Tips For Vocal Recovery - How To Use Soft Sounds The Right Way
One of the very first pieces of advice I heard from my traditional vocal coach was that I should never whisper. In fact, I heard this growing up from my choir director too.
This advice never seemed to square with my experience though. Whispering in general didn’t feel bad for my voice (all the time at least). I guess too much of it could dry me out a bit and make me feel a bit hoarse, but so could anything else I did in excess.
When I asked my choir director and vocal coach why whispering was bad, I wasn’t satisfied with the answers. If it is truly bad, there’s got to be a better reason that “It dries out your voice so you should never do it”.
I also heard a lot of my favorite singers using whispers and whisper-like sounds that I really liked and I’d sometimes work on imitating. When going down this path, sometimes, I’d do ok, but other times (and I wasn’t quite sure why) I’d feel like I totally messed something up.
There’d be a catch in my voice, or I’d go hoarse really quickly… Or I’d feel un-naturally raspy or weak after practicing. I couldn’t figure out why sometimes whispering worked with my voice and sometimes, felt just horrible. I also couldn’t really nail down the different types of sounds my favorite singers were using.

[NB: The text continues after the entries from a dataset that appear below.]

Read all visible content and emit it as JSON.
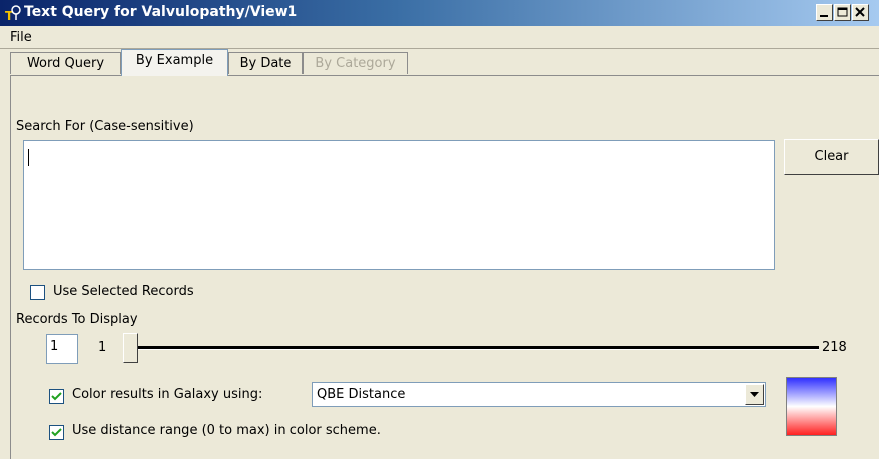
{
  "window": {
    "title": "Text Query for Valvulopathy/View1",
    "icons": {
      "app": "query-app-icon",
      "minimize": "minimize-icon",
      "maximize": "maximize-icon",
      "close": "close-icon"
    }
  },
  "menu": {
    "file": "File"
  },
  "tabs": [
    {
      "label": "Word Query",
      "state": "normal"
    },
    {
      "label": "By Example",
      "state": "active"
    },
    {
      "label": "By Date",
      "state": "normal"
    },
    {
      "label": "By Category",
      "state": "disabled"
    }
  ],
  "search": {
    "label": "Search For (Case-sensitive)",
    "value": ""
  },
  "clear_button": "Clear",
  "use_selected": {
    "label": "Use Selected Records",
    "checked": false
  },
  "records": {
    "label": "Records To Display",
    "spin_value": "1",
    "min_label": "1",
    "max_label": "218",
    "slider_value": 1
  },
  "color_results": {
    "label": "Color results in Galaxy using:",
    "checked": true
  },
  "color_scheme": {
    "selected": "QBE Distance"
  },
  "distance_range": {
    "label": "Use distance range (0 to max) in color scheme.",
    "checked": true
  },
  "colors": {
    "title_start": "#0a246a",
    "title_end": "#a6caf0",
    "scale_top": "#3030ff",
    "scale_mid": "#ffffff",
    "scale_bottom": "#ff2020"
  }
}
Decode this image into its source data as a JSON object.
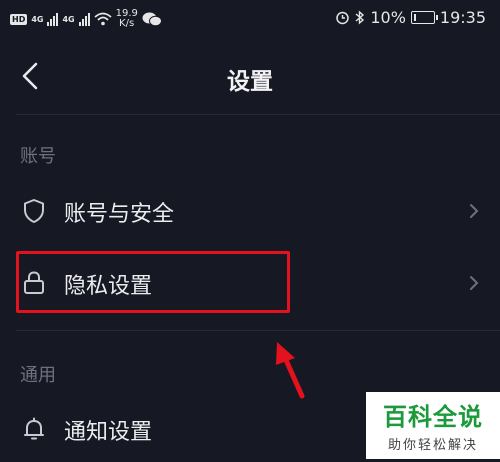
{
  "status_bar": {
    "badge": "HD",
    "net1": "4G",
    "net2": "4G",
    "speed_value": "19.9",
    "speed_unit": "K/s",
    "battery": "10%",
    "battery_level": 0.1,
    "time": "19:35"
  },
  "header": {
    "title": "设置"
  },
  "sections": [
    {
      "title": "账号",
      "items": [
        {
          "label": "账号与安全",
          "icon": "shield-icon"
        },
        {
          "label": "隐私设置",
          "icon": "lock-icon"
        }
      ]
    },
    {
      "title": "通用",
      "items": [
        {
          "label": "通知设置",
          "icon": "bell-icon"
        }
      ]
    }
  ],
  "watermark": {
    "main": "百科全说",
    "sub": "助你轻松解决",
    "color": "#1a9a3a"
  },
  "colors": {
    "background": "#161823",
    "highlight": "#e3121c",
    "annotation_arrow": "#e3121c"
  }
}
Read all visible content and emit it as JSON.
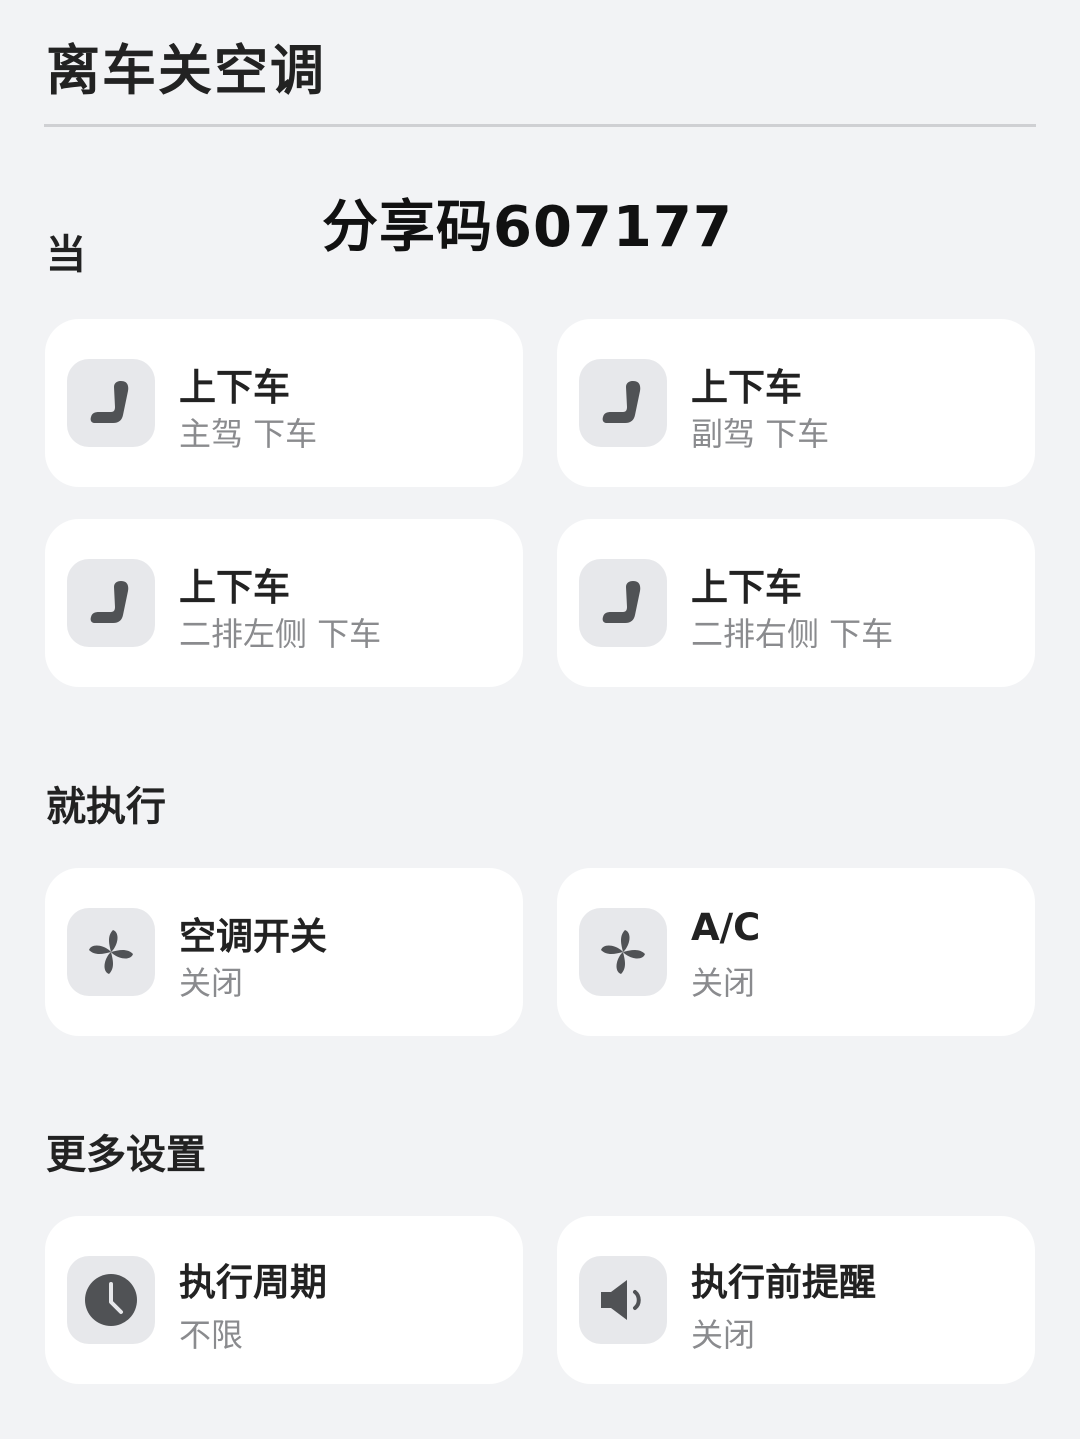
{
  "page": {
    "title": "离车关空调",
    "share_code": "分享码607177"
  },
  "sections": {
    "when_label": "当",
    "do_label": "就执行",
    "more_label": "更多设置"
  },
  "triggers": [
    {
      "title": "上下车",
      "subtitle": "主驾 下车",
      "icon": "seat-icon"
    },
    {
      "title": "上下车",
      "subtitle": "副驾 下车",
      "icon": "seat-icon"
    },
    {
      "title": "上下车",
      "subtitle": "二排左侧 下车",
      "icon": "seat-icon"
    },
    {
      "title": "上下车",
      "subtitle": "二排右侧 下车",
      "icon": "seat-icon"
    }
  ],
  "actions": [
    {
      "title": "空调开关",
      "subtitle": "关闭",
      "icon": "fan-icon"
    },
    {
      "title": "A/C",
      "subtitle": "关闭",
      "icon": "fan-icon"
    }
  ],
  "settings": [
    {
      "title": "执行周期",
      "subtitle": "不限",
      "icon": "clock-icon"
    },
    {
      "title": "执行前提醒",
      "subtitle": "关闭",
      "icon": "speaker-icon"
    }
  ],
  "colors": {
    "background": "#f2f3f5",
    "card": "#ffffff",
    "icon_tile": "#e7e8eb",
    "icon": "#505255",
    "subtitle": "#8a8b8e"
  }
}
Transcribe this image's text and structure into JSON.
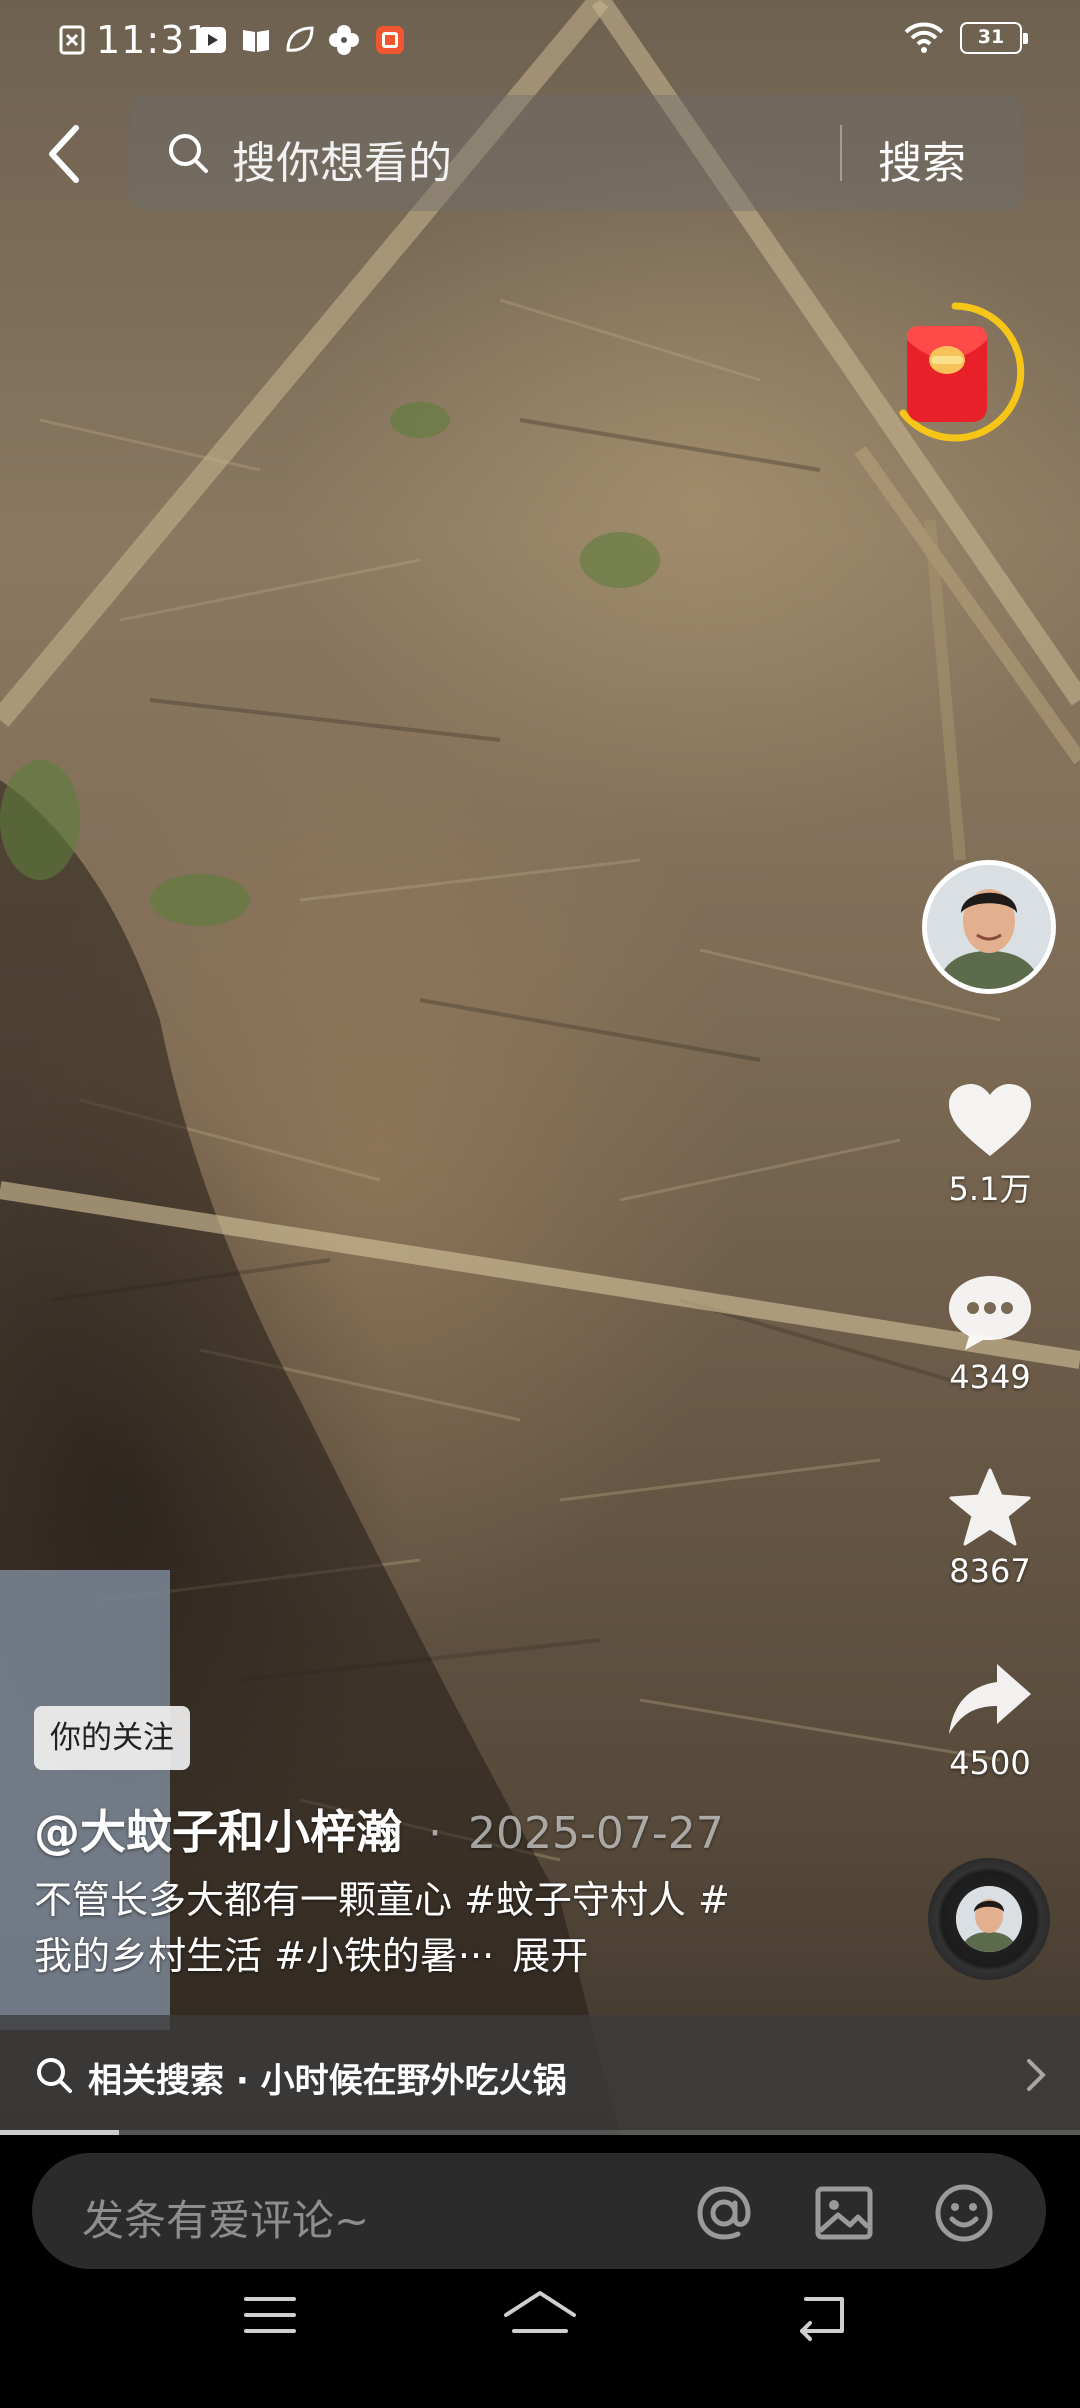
{
  "status_bar": {
    "time": "11:31",
    "battery": "31",
    "icons": [
      "notification-x-icon",
      "video-app-icon",
      "book-app-icon",
      "leaf-app-icon",
      "fan-app-icon",
      "red-app-icon",
      "wifi-icon",
      "battery-icon"
    ]
  },
  "top_search": {
    "placeholder": "搜你想看的",
    "button": "搜索"
  },
  "rail": {
    "likes": "5.1万",
    "comments": "4349",
    "favorites": "8367",
    "shares": "4500"
  },
  "video_info": {
    "follow_tag": "你的关注",
    "author": "@大蚊子和小梓瀚",
    "date_sep": "·",
    "date": "2025-07-27",
    "caption": "不管长多大都有一颗童心 #蚊子守村人 #我的乡村生活 #小铁的暑···",
    "expand": "展开"
  },
  "related_search": {
    "text": "相关搜索 · 小时候在野外吃火锅",
    "progress": 0.11
  },
  "comment_bar": {
    "placeholder": "发条有爱评论~"
  },
  "colors": {
    "accent_yellow": "#f5c518",
    "red_packet": "#e8202a"
  }
}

Let me help you learn from my struggles and past inquisitions! Whispering can be a wonderful, artistic tool. It can also help with vocal recovery! (In spite of what you may have heard) The claim or blanket statement that “whispering is bad for your voice” needs to be challenged and tested! It’s not a claim that we need to simply accept from ‘experts’. If we do, we’ll miss out on a lot of great musical opportunities!